A retrospective, long-term follow-up study.Objectives.
To find out whether incidental durotomy in lumbar disc surgery is associated with long-term sequelae.Summary of Background Data.
Incidental durotomy is a frequent complication during spinal surgery. Little is known about the clinical long-term outcome.Methods.
The study population comprised 1,280 patients who underwent standard discectomy of a lumbar disc herniation. A total of 41 patients with incidental durotomies (Group A) were compared with a control group (n = 41) (Group B) matched for age, sex, spinal level, and duration of follow-up. After a mean follow-up period of 10.2 years (Group A) or 10.3 years (Group B), the patients reported complaints, headache, and low back or leg pain. The patients’ activity was assessed by means of a questionnaire concerning hindrance in daily activities, the Tegner score for general activities in daily life, and the Hannover Functional Ability Questionnaire for Measuring Back Pain-Related Functional Limitations (FFbH–R). The frequency of reoperation and the intake of analgesics were included. Furthermore, the patients’ inability to work, change of profession, and retirement were registered.Results.

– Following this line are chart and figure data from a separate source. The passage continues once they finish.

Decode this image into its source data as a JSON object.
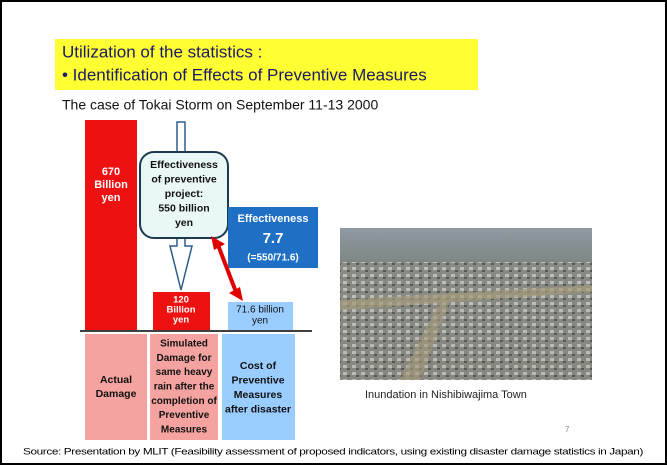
{
  "header": {
    "title": [
      "Utilization of the statistics :",
      "•  Identification of Effects of Preventive Measures"
    ],
    "subtitle": "The case of Tokai Storm on September 11-13 2000"
  },
  "diagram": {
    "actual_bar": [
      "670",
      "Billion",
      "yen"
    ],
    "effectiveness_box": [
      "Effectiveness",
      "of preventive",
      "project:",
      "550 billion",
      "yen"
    ],
    "simulated_bar": [
      "120",
      "Billion",
      "yen"
    ],
    "cost_bar": [
      "71.6 billion",
      "yen"
    ],
    "ratio_box": [
      "Effectiveness",
      "7.7",
      "(=550/71.6)"
    ],
    "labels": [
      [
        "Actual",
        "Damage"
      ],
      [
        "Simulated",
        "Damage for",
        "same heavy",
        "rain after the",
        "completion of",
        "Preventive",
        "Measures"
      ],
      [
        "Cost of",
        "Preventive",
        "Measures",
        "after disaster"
      ]
    ]
  },
  "photo_caption": "Inundation in Nishibiwajima Town",
  "page_number": "7",
  "source": "Source: Presentation by MLIT (Feasibility assessment of proposed indicators, using existing disaster damage statistics in Japan)"
}
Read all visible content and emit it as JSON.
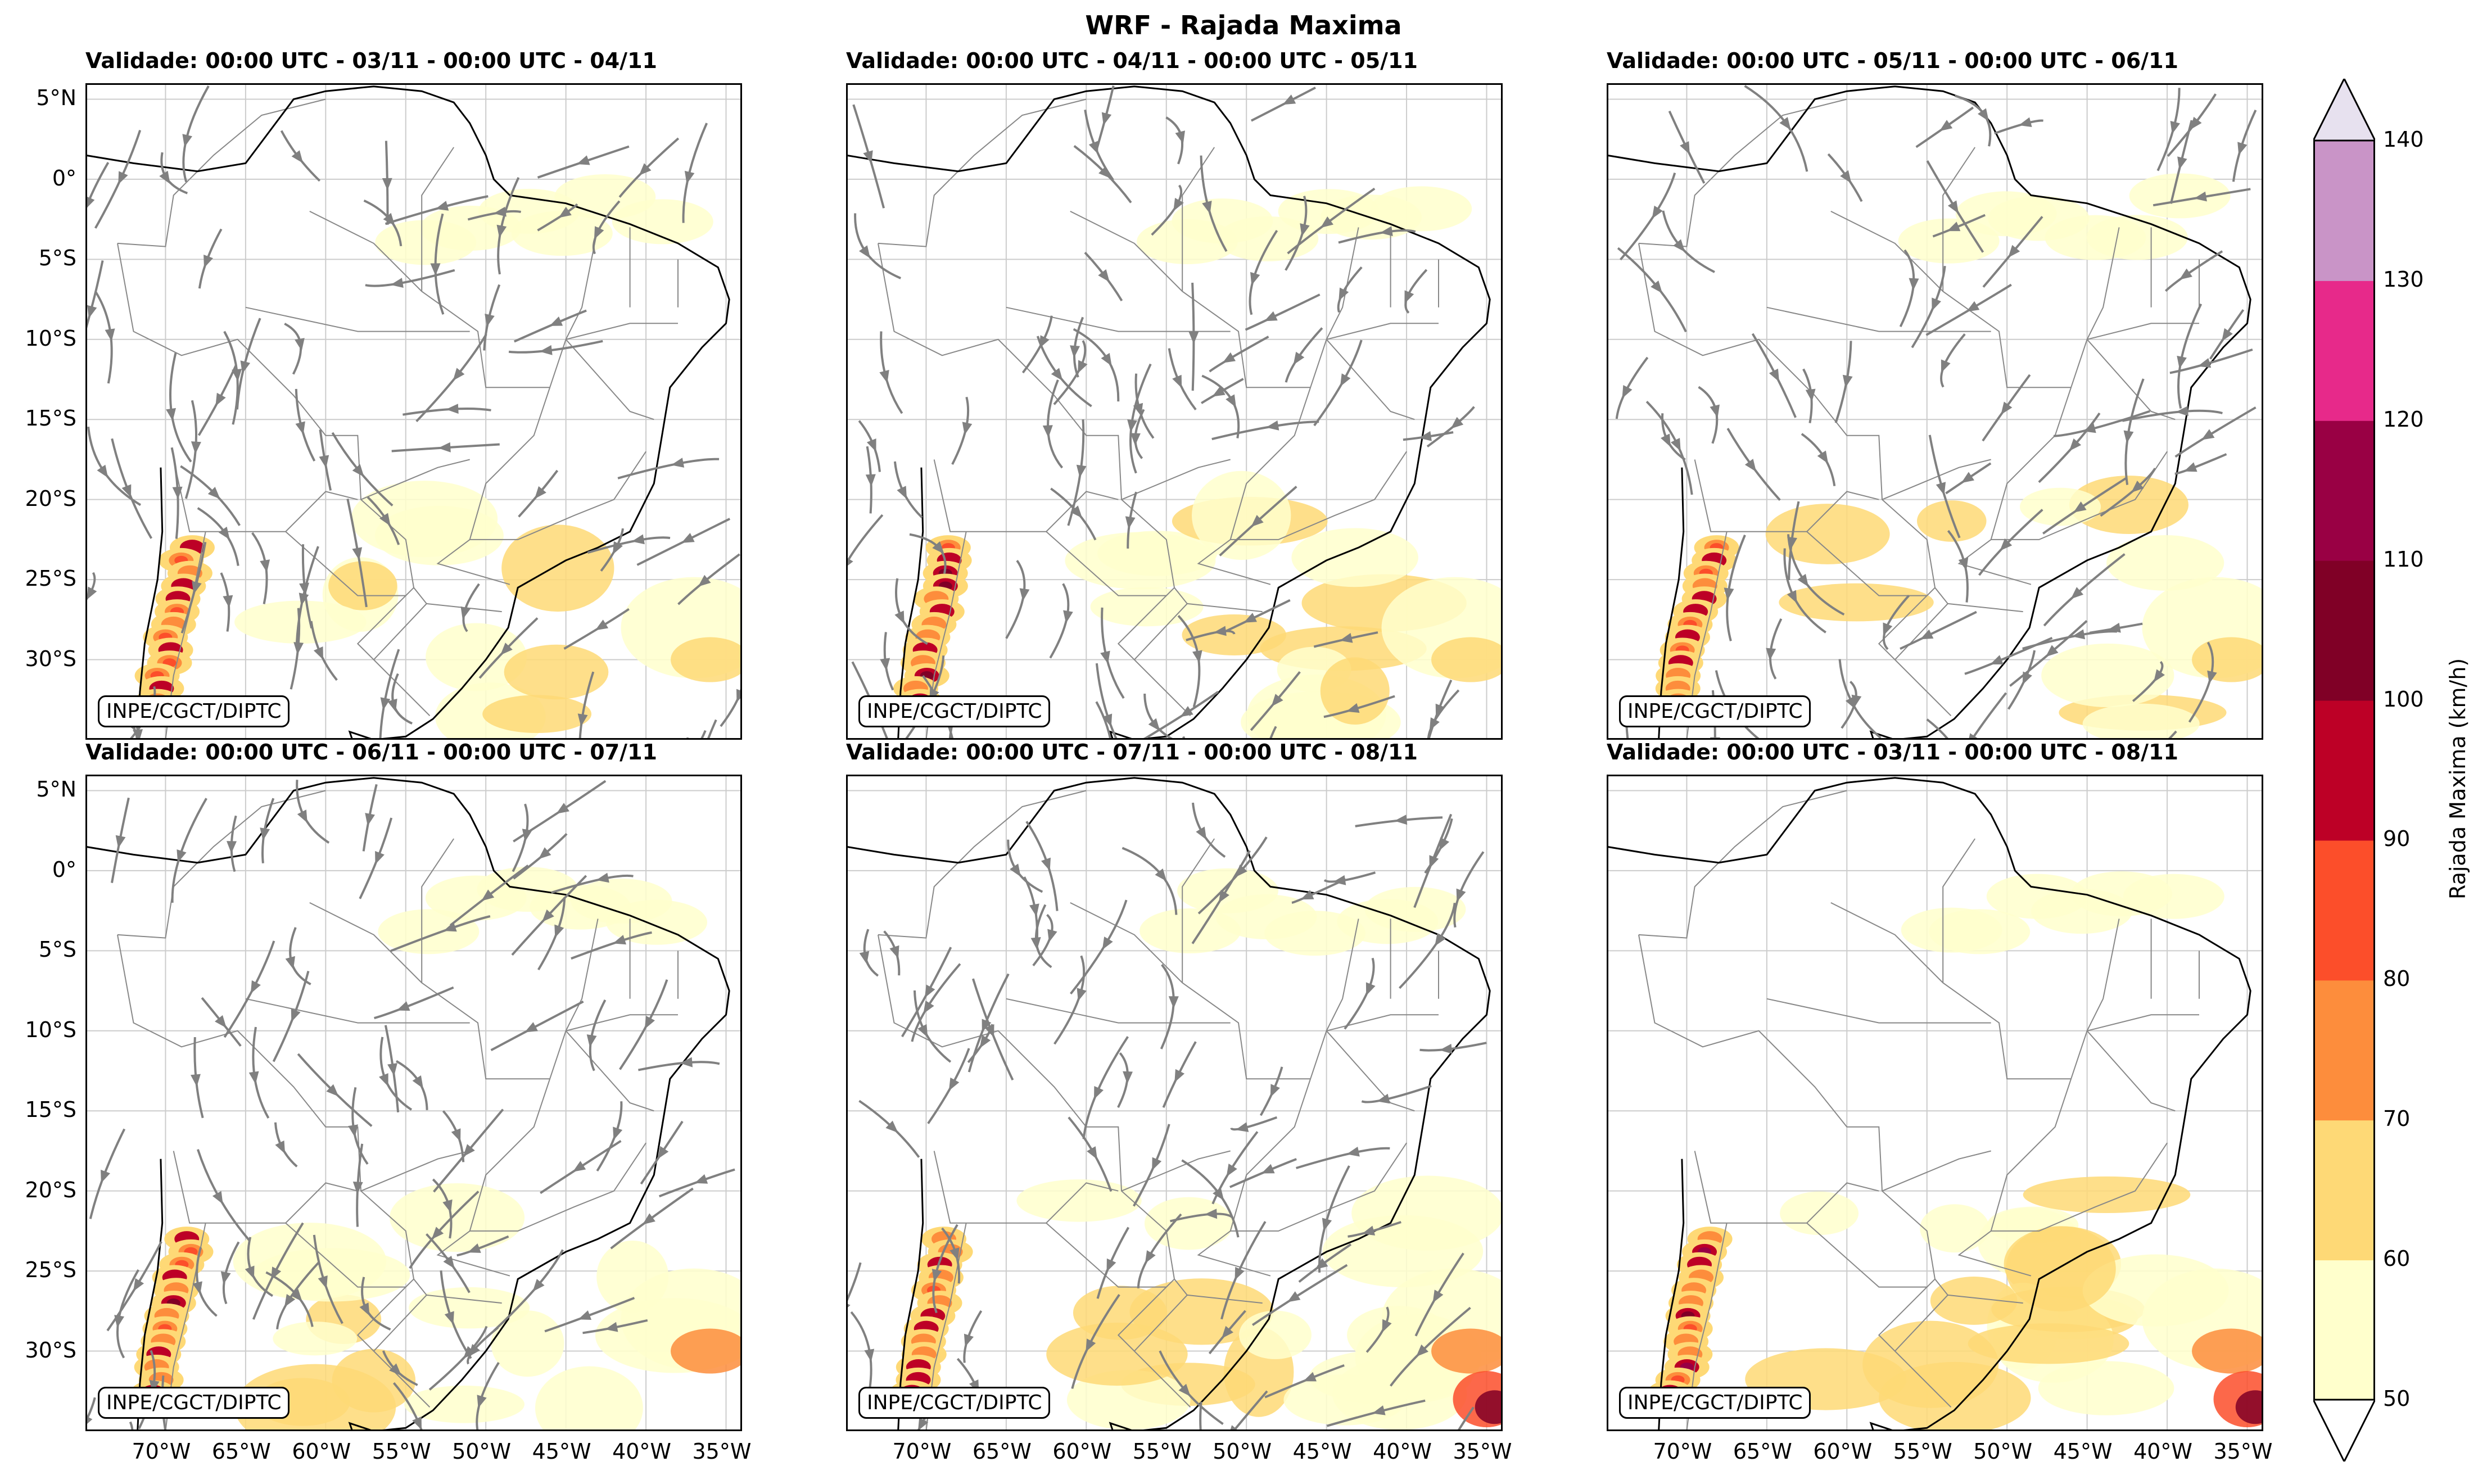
{
  "title": "WRF - Rajada Maxima",
  "credit": "INPE/CGCT/DIPTC",
  "panels": [
    {
      "title": "Validade: 00:00 UTC - 03/11 - 00:00 UTC - 04/11",
      "streamlines": true,
      "intensity": 1.0
    },
    {
      "title": "Validade: 00:00 UTC - 04/11 - 00:00 UTC - 05/11",
      "streamlines": true,
      "intensity": 1.3
    },
    {
      "title": "Validade: 00:00 UTC - 05/11 - 00:00 UTC - 06/11",
      "streamlines": true,
      "intensity": 0.9
    },
    {
      "title": "Validade: 00:00 UTC - 06/11 - 00:00 UTC - 07/11",
      "streamlines": true,
      "intensity": 1.4
    },
    {
      "title": "Validade: 00:00 UTC - 07/11 - 00:00 UTC - 08/11",
      "streamlines": true,
      "intensity": 1.6
    },
    {
      "title": "Validade: 00:00 UTC - 03/11 - 00:00 UTC - 08/11",
      "streamlines": false,
      "intensity": 1.8
    }
  ],
  "lat_ticks": [
    "5°N",
    "0°",
    "5°S",
    "10°S",
    "15°S",
    "20°S",
    "25°S",
    "30°S"
  ],
  "lon_ticks": [
    "70°W",
    "65°W",
    "60°W",
    "55°W",
    "50°W",
    "45°W",
    "40°W",
    "35°W"
  ],
  "colorbar": {
    "label": "Rajada Maxima (km/h)",
    "ticks": [
      "50",
      "60",
      "70",
      "80",
      "90",
      "100",
      "110",
      "120",
      "130",
      "140"
    ],
    "colors": [
      "#ffffcc",
      "#fed976",
      "#fd8d3c",
      "#fc4e2a",
      "#bd0026",
      "#800026",
      "#990044",
      "#e7298a",
      "#c994c7",
      "#e7e1ef"
    ]
  },
  "colors": {
    "streamline": "#808080",
    "coast": "#000000",
    "border": "#888888",
    "grid": "#cccccc"
  }
}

Patients with incidental durotomy had a poorer outcome after surgery. The Tegner score was significantly decreased for the group with dural tears. Furthermore, significant more patients with incidental durotomy complained about headaches after surgery. A strong tendency for worse outcome in Group A was shown in regard to reported complaints and daily activity. The patients with incidental durotomy had a tendency to more reoperations, a longer duration of inability to work, more back-pain, and functional limitations related to back-pain (FFbH-R).Conclusion.
Our study revealed that incidental durotomy in lumbar disc surgery was associated with long-term clinical sequelae. We therefore conclude that dural tears bring about poor clinical outcome at the long-term follow-up.